Frustrated by the restraints of United States-led economic sanctions against the Soviet Union, Japanese businessmen are now bent on rapid restoration of normal trade relations with Moscow.
The biggest-ever business mission to the Soviet Union is scheduled to hold wide-ranging talks in Moscow Feb. 22 to 27.
The original initiative came from the Soviets who have been holding the Japanese solely responsible for ''destroying opportunities for expansion of trade and economic cooperation,'' to quote Foreign Trade Minister Nikolai Patolichev last year.
But the Soviet position was in full accord with the desires of many businessmen here who felt they were missing out on golden opportunities to make money at a time of economic recession. They thought these opportunities were being snatched away by the sanction-busting activities of American and European rivals.

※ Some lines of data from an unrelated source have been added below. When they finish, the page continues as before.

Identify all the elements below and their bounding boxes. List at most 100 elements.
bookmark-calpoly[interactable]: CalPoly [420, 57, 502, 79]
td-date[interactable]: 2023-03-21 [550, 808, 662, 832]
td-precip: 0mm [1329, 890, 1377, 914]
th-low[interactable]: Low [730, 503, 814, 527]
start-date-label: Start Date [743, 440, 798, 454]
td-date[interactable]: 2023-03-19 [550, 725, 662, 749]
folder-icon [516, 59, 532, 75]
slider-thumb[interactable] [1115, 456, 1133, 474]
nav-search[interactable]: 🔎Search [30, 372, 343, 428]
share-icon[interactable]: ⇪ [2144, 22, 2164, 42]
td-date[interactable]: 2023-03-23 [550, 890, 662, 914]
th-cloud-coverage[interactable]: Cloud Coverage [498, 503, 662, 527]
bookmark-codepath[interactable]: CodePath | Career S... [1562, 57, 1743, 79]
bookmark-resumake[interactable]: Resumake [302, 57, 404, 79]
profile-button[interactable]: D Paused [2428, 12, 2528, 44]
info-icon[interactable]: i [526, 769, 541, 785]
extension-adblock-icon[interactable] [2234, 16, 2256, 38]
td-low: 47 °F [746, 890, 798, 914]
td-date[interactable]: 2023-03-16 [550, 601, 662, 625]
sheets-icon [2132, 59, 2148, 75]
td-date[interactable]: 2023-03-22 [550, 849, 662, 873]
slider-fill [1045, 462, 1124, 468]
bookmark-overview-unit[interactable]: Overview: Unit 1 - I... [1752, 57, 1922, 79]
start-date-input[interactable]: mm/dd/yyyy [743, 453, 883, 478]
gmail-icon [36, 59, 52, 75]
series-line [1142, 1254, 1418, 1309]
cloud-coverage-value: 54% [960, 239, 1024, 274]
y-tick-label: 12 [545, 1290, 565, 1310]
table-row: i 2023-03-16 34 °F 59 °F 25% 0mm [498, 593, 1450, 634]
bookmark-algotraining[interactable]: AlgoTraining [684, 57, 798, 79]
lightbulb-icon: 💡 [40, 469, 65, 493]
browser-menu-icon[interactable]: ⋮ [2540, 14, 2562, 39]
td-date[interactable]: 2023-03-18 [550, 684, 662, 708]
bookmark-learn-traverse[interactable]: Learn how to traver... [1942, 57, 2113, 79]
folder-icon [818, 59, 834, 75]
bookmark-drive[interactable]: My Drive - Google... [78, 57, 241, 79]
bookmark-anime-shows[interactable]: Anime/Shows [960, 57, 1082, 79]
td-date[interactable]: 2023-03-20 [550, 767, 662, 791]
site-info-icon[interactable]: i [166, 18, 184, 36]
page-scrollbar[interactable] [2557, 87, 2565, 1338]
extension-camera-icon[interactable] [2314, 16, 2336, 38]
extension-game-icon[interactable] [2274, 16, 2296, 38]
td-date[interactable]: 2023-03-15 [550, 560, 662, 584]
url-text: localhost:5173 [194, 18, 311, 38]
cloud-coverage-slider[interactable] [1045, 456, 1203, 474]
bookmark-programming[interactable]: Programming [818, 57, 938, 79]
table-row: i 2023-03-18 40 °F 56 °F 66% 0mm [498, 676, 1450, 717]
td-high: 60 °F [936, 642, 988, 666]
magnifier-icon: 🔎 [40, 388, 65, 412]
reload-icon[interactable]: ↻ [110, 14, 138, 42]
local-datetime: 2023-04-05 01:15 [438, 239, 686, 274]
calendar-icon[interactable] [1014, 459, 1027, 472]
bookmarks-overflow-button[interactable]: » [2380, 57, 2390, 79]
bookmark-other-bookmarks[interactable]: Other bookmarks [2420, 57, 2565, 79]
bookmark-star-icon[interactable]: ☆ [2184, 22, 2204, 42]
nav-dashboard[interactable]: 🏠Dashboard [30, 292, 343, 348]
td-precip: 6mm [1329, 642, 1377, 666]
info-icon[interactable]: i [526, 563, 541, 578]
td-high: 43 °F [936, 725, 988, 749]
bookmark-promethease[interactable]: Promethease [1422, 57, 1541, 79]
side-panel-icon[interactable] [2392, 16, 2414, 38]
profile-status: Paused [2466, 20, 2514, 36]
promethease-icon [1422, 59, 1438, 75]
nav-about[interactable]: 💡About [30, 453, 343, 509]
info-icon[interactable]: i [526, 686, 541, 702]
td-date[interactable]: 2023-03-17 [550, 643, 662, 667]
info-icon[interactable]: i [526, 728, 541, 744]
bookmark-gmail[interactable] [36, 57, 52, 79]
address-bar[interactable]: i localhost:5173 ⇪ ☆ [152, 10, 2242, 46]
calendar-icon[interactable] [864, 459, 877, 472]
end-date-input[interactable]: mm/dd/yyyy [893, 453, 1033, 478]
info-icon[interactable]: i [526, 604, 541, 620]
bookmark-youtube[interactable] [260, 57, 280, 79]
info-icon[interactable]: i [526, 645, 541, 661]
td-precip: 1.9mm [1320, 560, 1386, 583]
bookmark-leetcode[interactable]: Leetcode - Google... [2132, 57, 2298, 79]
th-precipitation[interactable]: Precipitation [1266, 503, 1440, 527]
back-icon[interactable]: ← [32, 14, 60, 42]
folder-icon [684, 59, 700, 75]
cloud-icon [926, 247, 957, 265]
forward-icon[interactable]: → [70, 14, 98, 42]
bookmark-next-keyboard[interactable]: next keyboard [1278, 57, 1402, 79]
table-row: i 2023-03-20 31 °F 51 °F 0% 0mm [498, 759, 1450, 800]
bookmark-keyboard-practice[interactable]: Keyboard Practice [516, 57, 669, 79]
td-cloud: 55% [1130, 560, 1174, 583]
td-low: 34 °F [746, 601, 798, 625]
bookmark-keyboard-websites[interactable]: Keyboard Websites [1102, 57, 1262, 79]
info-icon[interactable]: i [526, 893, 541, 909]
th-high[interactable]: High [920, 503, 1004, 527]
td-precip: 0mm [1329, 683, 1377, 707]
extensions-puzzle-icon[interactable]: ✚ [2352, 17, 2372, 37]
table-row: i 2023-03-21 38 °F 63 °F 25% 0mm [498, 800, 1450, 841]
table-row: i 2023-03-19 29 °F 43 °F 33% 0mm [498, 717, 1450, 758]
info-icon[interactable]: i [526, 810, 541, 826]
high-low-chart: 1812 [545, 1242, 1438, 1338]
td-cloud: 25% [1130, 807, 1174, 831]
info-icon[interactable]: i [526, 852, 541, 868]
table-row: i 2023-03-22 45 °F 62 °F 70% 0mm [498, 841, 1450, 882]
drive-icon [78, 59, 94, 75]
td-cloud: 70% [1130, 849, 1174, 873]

The business mission to Moscow is being led by Shigeo Nagano, president of the Japan Chamber of Commerce and also co-Chairman of the Japan-Soviet economic committee. This latter body has not met since 1979, shortly before the Soviet invasion of Afghanistan which led to the imposition of economic sanctions by the US and some of its allies.
Mr. Nagano previously had played a leading role in promoting Japanese cooperation in Soviet development of coal, gas, forestry products and other natural resources in Siberia and the Sakhalin continental shelf off northern Japan. Under strong American pressure, this cooperation was suspended, especially as some of the Japanese equipment for the oil and gas projects involved US-developed technology.
By the middle of last year, however, there were strong signs that both government and business were champing at the restraints. According to Nagano: ''The United States decided on the sanctions and in spite of the difficulties of our situation, the Japanese people agreed with this . . . which was as it should be.
''But the striking thing - if you look at the trade figures - is that whereas Japan topped the list for trade with the Soviet Union before the introduction of sanctions, it has since dropped back to fifth place behind West Germany, Finland , France and Italy.
''We took the situation seriously and cut off not only official credits but even the missions we had been sending annually to the Soviet Union till then . . . Whereas, the Europeans went ahead promoting trade with the Soviets . . . .
''Then, last November, the United States sent a 250-man business mission to Moscow - including five congressmen. Little wonder I've had Japanese businessmen knocking on my door urging us to get a mission together.''
Japan-Soviet trade has continued to grow since 1979 despite sanctions, but the business community says the rate of expansion was much less than it should have been. Two-way trade in fiscal 1981 was less than $6 billion, half the level of Japanese trade with China.
With the trade mission, the Soviets reportedly hope to win wider Japanese cooperation in Siberian development, which can be incorporated into their 12th five-year plan beginning 1986.
Mr. Nagano downplays this hope. ''Our aim is to discuss ordinary trade and existing economic relations with the Soviets . . . that is, projects already underway.''
The business mission goes to Moscow at a time when political relations between the two countries have worsened, mainly through the new Japanese government's closer defense cooperation with the United States and a Soviet retaliatory threat to site SS-20 medium-range missiles in Siberia targeted on Japanese cities.
The Tokyo government is not discouraging the business initiative. But Foreign Minister Shintaro Abe told Soviet Ambassador Valadimir Pavov recently ''economic relations alone cannot promote bilateral ties as a whole.''
This required settlement of the territorial issue (Japanese northern islands in Soviet hands since 1945) and conclusion of a peace and friendship treaty, he added.